10Berita - Seluruh lembaga hukum, ekonomi dan politik seharusnya bersama-sama berantas kartel pangan yang rugikan petani dan gerogoti kedaulatan pangan
Ekonom senior Indonesia, Rizal Ramli mengaku bersyukur, akhirnya masalah impor garam menjadi perhatian banyak pihak. Bahkan diketahui, setidaknya tujuh (7) perusahaan garam yang diduga melakukan kartel disidang oleh Komisi Pengawasan Persaingan Usaha (KPPU).
“Ini bukan kali pertama saya memperjuangkan para petani, baik garam, gula maupun petani padi. Tapi yang kita inginkan sama-sama adalah bagaimana mereka bisa makmur, karena hanya itu hasil yang mereka dapatkan untuk melangsungkan hidup, jadi bayangkan saja bagiamana sakitnya mereka,kasihan mereka” ujar Rizal, dalam keterangan tertulisnya hari ini.
Rizal mengaku geram pada sistem impor yang berlebihan. Karena menurutnya kartel sangat merugikan petani, selain itu sistem impor juga memang selayaknya diperhatikan oleh pemerintah. “Saya sudah katakan ini jauh-jauh hari, kasihan mereka, negara kita ini negara berbasis pertanian, kok bisa-bisanya kasih kebijakan impor pangan yang gak merujuk pada kepentingan para petani,” tambahnya.
Mantan Kepala Bulog ini menambahkan, bahwa dengan adanya penambahan impor garam sebanyak 1,5 juta ton akan membuat petambak garam dirugikan. Total dari kelebihan impor, baik garam maupun gula, beras dan sebagainya nilainya Rp 24 triliun.
Indonesia, disebut Rizal menghabiskan divisanya untuk memperkaya industri garam di Australia dan memperkaya petani di Thailand dan Vietnam. Sementara petani garam dan bawang di dalam negeri menangis karena kebijakan itu.
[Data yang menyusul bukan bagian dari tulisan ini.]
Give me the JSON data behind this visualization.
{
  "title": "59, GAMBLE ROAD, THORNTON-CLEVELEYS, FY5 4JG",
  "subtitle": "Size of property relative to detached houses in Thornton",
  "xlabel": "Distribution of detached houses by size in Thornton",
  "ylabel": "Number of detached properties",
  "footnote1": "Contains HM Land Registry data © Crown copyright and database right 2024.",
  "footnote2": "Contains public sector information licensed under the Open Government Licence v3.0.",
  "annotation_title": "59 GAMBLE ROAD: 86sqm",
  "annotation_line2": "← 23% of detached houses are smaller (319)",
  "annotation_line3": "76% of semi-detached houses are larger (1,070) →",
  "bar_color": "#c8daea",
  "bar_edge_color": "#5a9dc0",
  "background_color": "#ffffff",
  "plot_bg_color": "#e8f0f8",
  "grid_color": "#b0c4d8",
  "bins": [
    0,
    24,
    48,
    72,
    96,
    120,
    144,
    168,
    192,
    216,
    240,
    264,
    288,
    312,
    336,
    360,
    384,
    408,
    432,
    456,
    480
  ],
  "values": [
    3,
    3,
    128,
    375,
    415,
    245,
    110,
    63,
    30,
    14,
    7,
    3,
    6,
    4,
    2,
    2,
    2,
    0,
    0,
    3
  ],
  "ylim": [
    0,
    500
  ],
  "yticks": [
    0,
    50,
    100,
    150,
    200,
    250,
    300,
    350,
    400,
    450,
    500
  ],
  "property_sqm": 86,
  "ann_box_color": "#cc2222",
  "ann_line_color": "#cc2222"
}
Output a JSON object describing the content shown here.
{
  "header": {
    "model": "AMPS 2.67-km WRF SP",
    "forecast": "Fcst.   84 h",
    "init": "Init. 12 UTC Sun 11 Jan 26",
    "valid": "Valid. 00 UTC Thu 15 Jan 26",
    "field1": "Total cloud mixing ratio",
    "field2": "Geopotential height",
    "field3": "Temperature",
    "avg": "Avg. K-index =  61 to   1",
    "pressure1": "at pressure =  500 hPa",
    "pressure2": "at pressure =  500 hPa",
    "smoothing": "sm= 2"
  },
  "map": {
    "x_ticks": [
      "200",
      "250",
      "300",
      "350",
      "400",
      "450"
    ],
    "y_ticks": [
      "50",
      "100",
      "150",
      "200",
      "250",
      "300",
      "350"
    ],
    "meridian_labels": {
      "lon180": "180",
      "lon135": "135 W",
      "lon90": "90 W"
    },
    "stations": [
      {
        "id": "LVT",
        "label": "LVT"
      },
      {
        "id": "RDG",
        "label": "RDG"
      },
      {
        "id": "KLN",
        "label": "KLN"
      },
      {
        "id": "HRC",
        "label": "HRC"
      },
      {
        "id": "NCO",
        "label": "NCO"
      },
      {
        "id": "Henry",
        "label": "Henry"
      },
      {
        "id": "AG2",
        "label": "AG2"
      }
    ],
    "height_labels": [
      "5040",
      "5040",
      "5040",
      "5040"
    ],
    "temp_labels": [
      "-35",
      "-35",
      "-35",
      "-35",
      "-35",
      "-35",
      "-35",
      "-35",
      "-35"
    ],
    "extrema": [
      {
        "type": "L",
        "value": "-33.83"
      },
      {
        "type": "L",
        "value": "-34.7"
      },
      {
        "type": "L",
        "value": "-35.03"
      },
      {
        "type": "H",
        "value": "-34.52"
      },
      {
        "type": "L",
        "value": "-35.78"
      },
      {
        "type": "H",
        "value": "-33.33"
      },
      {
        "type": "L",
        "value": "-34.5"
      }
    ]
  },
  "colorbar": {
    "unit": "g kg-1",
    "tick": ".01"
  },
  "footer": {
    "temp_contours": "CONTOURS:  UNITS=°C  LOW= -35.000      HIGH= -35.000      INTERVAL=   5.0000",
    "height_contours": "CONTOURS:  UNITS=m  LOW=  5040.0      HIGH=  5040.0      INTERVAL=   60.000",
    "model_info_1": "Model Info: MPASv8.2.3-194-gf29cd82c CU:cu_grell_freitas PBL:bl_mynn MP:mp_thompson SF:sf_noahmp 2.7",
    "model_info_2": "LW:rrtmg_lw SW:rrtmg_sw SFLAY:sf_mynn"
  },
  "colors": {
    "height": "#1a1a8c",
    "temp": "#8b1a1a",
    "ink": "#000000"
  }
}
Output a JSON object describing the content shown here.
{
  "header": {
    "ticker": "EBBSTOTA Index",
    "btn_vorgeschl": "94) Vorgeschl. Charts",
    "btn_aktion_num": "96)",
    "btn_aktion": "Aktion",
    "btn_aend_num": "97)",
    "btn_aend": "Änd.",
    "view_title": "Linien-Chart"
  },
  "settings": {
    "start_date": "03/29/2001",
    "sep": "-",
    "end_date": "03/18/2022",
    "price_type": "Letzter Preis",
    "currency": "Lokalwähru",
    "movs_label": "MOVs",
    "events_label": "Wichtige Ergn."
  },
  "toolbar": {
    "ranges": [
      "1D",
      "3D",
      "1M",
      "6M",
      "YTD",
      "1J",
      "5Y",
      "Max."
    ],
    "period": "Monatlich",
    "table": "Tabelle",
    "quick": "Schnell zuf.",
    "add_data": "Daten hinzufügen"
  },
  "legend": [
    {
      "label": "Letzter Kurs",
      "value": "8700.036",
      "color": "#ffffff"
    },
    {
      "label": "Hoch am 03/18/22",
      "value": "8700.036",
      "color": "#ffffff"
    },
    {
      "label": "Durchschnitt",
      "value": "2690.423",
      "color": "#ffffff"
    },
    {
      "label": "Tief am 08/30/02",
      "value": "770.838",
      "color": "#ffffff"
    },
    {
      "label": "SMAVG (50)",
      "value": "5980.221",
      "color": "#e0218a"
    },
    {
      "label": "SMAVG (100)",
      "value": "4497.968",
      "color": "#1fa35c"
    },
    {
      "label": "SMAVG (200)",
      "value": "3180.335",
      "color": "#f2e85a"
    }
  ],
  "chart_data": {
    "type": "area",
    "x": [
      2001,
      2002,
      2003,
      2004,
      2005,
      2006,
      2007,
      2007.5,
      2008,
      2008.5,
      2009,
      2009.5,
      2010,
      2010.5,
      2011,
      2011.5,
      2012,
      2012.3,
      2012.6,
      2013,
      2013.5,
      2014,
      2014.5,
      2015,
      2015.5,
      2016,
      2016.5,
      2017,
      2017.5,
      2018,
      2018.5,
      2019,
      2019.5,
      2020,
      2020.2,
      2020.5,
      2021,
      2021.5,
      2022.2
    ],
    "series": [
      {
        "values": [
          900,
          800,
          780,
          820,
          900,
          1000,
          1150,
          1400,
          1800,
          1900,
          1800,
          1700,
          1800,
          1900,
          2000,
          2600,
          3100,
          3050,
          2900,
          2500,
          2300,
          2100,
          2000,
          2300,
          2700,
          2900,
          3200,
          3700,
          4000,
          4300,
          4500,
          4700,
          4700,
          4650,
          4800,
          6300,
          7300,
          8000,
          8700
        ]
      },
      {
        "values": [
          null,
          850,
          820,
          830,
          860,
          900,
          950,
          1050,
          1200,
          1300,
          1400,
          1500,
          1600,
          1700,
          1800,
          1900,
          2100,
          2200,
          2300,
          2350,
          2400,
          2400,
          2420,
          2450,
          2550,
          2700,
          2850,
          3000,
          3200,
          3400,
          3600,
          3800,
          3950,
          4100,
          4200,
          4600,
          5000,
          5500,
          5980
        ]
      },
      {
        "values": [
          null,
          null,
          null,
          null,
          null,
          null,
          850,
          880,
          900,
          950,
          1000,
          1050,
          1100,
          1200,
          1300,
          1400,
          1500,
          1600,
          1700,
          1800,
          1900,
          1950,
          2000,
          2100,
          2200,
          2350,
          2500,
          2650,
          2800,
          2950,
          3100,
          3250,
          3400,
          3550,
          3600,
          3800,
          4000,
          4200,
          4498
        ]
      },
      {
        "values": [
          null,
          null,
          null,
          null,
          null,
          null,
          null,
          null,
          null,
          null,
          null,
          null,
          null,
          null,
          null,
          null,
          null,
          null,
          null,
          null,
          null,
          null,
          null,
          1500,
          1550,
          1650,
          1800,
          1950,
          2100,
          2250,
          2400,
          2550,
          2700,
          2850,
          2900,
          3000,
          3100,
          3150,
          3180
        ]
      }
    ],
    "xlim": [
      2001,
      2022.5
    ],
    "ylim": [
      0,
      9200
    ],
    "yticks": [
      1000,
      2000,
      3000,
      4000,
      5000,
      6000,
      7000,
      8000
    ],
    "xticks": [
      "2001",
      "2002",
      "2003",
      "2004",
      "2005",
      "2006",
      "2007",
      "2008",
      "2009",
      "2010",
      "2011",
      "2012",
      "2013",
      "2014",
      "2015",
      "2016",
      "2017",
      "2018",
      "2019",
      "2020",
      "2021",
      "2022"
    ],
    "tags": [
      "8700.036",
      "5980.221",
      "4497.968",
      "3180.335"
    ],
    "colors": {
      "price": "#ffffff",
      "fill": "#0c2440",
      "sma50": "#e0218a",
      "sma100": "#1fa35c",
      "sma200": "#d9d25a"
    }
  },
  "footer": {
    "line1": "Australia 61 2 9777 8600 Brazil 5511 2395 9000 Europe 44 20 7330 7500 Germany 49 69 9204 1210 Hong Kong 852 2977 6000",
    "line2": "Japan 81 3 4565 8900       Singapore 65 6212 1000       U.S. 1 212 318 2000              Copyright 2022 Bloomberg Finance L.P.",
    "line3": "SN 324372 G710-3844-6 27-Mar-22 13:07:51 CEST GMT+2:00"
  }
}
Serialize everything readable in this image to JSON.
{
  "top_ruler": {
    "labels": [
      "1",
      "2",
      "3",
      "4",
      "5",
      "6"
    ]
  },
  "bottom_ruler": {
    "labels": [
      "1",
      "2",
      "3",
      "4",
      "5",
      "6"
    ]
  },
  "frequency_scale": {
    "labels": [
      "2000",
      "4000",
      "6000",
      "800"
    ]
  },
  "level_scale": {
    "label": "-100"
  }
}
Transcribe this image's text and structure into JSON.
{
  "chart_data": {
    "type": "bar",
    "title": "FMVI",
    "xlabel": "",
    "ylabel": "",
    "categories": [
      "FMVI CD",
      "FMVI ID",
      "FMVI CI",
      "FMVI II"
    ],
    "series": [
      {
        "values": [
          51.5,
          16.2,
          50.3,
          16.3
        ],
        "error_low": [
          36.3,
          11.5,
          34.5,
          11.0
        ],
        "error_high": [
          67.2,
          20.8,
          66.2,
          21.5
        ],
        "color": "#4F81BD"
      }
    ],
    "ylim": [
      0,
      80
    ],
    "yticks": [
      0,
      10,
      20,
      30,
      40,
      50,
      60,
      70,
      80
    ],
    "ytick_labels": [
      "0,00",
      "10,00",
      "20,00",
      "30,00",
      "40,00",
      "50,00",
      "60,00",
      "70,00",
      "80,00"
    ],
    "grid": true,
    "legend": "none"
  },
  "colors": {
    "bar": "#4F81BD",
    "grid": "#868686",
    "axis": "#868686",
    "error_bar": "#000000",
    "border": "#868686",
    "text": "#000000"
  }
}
“Pertanyaannya adalah, apakah kebijakan saat ini buat petani di Vietnam, di Thailand atau buat petani kita. Seandainya, dia tidak impor ugal-ugalan uang itu bisa digunakan beli garam lokal, beras lokal, bawang putih lokal, gula lokal. Rp 24 triliun, apa petani kita tidak makin sejahtera? Itu dua kali dari anggaran Departemen Pertanian,” tukasnya.
Sebagaimana diketahui, Sidang yang dilakukan KPPU tersebut dipimpin oleh Ketua Majelis Dinni Melanie didampingi Investigator Utama Noor Rofieq di ruang sidang, gedung KPPU, Jakarta, Selasa (11/12/2018).
Adapun ketujuh perusahaan itu adalah PT Garindro Sejahtera Abadi, PT Susanti Megah, PT Niaga Garam Cemerlang, PT Unicem Candi Indonesia, PT Cheetham Garam Indonesia, PT Budiono Madura Bangun Persada, dan PT Sumatraco Langgeng Makmur.
Menurut Rofieq dugaan kartel tersebut terjadi di tahun 2013 hingga 2016. Kala itu ada permintaan impor di tahun 2015 karena pasokan garam industri yang menipis.
Menurut Rofieq dugaan kartel tersebut terjadi di tahun 2013 hingga 2016. Kala itu ada permintaan impor di tahun 2015 karena pasokan garam industri yang menipis.
Nyatanya, permintaan tersebut baru direalisasikan setelah dua bulan keterangan stok menipis. “Jadi ada izin impor tapi beberapa realisasi beberapa yang nggak realisasi. Padahal waktu itu industri makanan minuman pas Maret bilang kesulitan tapi ternyata izin impor baru direalisasikan dua bulan. Jadi jeda dua bulan itu stok dari mana? Jadi ini dugaan awal kartel,” jelas dia.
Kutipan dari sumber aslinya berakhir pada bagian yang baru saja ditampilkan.